While working at Ground Zero, Megan started Live From the WTC, a blog focused on economics, business, and cooking. She may or may not have been the first major economics blogger, depending on whether we are allowed to throw outlying variables such as Brad Delong out of the set. From there it was but a few steps down the slippery slope to freelance journalism. She has worked in various capacities for The Economist, where she wrote about economics and oversaw the founding of Free Exchange, the magazine's economics blog. She has also maintained her own blog, Asymmetrical Information, which moved to The Atlantic, along with its owner, in August 2007.

Megan holds a bachelor's degree in English literature from the University of Pennsylvania and an M.B.A. from the University of Chicago. After a lifetime as a New Yorker, she now resides in northwest Washington, D.C., where she is still trying to figure out what one does with an apartment larger than 400 square feet.

Why the Democrats Can't Cut Costs

By Megan McArdle
Jul 21 2009, 5:01 PM ET Comment

For a long time, Republicans, and conservatives, and libertarians, embraced a strategy known as "starve the beast." The idea was that you pass tax cuts now, and the resulting budget deficits will hold down spending increases. Eventually, it will get so bad that they'll have to cut spending, because tax increases will be so unpopular.

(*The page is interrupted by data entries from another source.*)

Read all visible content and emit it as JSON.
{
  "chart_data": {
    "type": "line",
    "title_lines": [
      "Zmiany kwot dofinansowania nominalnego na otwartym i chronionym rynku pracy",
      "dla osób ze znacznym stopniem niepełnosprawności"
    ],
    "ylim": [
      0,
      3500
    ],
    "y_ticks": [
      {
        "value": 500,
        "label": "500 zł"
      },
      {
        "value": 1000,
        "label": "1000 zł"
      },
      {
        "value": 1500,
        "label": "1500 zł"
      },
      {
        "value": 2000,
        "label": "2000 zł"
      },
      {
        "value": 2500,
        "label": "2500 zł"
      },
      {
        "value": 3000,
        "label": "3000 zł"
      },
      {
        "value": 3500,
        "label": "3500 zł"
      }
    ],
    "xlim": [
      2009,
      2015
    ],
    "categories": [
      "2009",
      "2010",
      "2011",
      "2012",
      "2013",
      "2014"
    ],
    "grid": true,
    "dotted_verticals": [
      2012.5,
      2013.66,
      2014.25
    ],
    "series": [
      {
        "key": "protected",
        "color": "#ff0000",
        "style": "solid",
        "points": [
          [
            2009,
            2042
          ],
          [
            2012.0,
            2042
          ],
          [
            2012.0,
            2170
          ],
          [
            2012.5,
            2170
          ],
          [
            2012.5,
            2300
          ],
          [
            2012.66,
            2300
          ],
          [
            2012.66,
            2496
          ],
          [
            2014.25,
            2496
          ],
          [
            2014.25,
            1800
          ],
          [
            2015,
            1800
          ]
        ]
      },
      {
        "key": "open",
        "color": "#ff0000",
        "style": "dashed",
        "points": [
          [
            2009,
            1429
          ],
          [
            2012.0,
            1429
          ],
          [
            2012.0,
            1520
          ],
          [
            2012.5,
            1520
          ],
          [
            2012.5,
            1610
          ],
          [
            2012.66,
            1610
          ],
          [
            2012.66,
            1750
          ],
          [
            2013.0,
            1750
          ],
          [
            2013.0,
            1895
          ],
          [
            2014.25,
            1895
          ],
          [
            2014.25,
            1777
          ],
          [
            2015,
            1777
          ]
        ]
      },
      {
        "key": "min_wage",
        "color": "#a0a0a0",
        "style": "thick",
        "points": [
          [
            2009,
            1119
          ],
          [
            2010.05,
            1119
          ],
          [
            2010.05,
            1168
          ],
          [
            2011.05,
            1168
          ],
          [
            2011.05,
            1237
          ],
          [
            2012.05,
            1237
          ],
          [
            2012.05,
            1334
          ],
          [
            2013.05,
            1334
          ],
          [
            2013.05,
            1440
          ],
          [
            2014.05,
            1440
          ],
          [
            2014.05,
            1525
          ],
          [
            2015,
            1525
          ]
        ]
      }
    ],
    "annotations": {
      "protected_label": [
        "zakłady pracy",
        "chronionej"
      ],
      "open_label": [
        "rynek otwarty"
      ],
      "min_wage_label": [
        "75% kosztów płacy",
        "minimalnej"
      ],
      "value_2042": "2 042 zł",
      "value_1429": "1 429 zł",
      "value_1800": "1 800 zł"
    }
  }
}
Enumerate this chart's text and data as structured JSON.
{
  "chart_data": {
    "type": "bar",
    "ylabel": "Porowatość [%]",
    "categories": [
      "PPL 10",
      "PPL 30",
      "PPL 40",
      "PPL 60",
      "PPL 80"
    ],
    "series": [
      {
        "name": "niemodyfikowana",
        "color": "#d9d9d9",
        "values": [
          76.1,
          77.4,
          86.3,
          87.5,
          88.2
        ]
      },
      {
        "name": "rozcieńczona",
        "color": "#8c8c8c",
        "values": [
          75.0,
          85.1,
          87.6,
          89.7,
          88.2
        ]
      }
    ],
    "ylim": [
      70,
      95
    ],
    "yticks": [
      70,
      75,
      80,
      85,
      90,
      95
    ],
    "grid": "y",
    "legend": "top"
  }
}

Hrm. Didn't work out as planned. Arguably, in fact, it made things worse:  by assenting to budget deficits, Republicans took a price tag off new spending.

On health care, it seems to me that many Democrats want to do the same thing in reverse. Pass programs now, and figure out how to control costs later.

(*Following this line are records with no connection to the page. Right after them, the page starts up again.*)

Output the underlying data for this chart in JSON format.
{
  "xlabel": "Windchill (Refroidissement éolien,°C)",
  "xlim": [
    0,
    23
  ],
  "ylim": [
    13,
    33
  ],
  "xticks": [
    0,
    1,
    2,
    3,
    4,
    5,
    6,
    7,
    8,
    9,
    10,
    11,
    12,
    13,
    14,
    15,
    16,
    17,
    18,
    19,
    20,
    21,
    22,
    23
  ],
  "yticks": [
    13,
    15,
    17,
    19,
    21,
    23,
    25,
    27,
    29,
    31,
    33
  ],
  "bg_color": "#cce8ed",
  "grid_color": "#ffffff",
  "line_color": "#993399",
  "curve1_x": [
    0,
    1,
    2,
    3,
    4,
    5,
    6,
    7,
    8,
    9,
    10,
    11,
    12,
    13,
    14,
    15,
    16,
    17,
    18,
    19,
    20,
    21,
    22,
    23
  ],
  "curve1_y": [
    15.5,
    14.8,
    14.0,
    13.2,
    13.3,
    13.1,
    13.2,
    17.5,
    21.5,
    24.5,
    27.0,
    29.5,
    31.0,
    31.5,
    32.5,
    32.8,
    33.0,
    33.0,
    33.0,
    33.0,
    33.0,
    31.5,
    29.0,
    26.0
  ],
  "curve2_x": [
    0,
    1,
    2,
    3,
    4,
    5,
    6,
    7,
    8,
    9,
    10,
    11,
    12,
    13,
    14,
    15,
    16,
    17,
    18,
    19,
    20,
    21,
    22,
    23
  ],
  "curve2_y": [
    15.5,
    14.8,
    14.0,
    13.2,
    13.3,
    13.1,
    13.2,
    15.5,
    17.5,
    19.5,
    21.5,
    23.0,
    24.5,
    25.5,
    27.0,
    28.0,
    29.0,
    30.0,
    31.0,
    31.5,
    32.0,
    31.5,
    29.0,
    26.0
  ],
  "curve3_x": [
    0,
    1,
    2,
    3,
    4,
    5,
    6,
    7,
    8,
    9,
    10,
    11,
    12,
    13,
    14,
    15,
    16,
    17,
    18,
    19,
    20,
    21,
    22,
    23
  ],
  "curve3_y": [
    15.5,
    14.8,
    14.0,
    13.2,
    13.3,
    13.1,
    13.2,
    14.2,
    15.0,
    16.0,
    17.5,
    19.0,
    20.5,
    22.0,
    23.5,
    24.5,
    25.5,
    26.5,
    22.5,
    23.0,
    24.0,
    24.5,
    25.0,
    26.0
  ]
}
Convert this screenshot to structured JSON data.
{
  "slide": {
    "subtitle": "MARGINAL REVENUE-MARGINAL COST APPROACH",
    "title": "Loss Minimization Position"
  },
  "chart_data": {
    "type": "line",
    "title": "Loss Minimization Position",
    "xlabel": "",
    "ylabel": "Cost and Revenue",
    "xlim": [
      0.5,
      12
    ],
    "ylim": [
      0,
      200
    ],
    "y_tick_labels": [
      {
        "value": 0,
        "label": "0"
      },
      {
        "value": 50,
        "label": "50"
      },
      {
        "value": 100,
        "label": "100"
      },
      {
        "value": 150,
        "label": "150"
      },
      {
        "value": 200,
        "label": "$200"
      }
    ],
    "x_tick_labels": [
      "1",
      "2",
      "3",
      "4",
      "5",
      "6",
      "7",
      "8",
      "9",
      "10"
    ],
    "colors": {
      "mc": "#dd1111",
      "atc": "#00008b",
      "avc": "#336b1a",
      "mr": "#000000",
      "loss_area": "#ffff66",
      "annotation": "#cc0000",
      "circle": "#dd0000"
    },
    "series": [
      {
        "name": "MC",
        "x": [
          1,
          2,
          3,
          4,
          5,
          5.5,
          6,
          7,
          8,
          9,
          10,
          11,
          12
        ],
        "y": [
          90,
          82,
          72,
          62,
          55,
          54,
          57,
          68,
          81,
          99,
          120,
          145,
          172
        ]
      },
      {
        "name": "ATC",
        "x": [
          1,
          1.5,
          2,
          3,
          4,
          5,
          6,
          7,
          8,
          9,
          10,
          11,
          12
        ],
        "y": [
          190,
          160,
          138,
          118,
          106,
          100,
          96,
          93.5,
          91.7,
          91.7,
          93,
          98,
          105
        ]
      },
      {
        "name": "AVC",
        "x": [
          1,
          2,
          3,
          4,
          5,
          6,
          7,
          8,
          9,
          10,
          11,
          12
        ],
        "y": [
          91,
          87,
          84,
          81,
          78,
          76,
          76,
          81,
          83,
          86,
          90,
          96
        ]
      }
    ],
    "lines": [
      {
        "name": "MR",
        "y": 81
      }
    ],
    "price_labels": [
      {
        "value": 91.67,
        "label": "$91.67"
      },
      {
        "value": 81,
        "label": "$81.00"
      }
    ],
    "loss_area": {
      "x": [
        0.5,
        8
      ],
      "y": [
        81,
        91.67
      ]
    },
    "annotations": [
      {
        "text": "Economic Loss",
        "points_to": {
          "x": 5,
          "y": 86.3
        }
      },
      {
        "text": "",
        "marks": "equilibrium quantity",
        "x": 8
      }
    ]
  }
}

That was the strategy behind the Massachussetts health plan, which more than one liberal pundit has earnestly praised as a strategic model for a federal program. Instead of starve the beast, we stuff it. Hell, we stick a tube down the federal beast's throat and gavage the sucker.

Both have the same flaw: the same political forces that keep you from cutting costs now will keep you from cutting costs later.  In fact, they will be worse, because the greater magnitude of the fix, and the larger number of people it will affect, make it harder to implement the changes that this federal engorgement is supposed to enable.  Politicians in the future will be no braver or wiser than the ones we have now.  Perhaps they'll fix the nasty problem you've bequeathed them, but on the other hand, perhaps they'll just make it worse and we'll get a taste of life in a banana republic. There is no good reason to think that the former is more likely than the latter.  Our founders tried this sort of stunt in the Constitution, and the result was eight decades of slavery, and about 600,000 dead soldiers.

Thus I think that honest pundits, and voters, have to answer the question:  is this program a good idea if it provokes a crisis, instead of much needed change?  In the case of tax cuts, I think the answer is clearly not, which is why I think Republicans should lay off them unless they're planning to pay for them by cutting spending now.  I also think expanding health care without a clear and immediate plan for costs is a huge mistake--but then, I don't like it anyway, so you'd expect me to say that.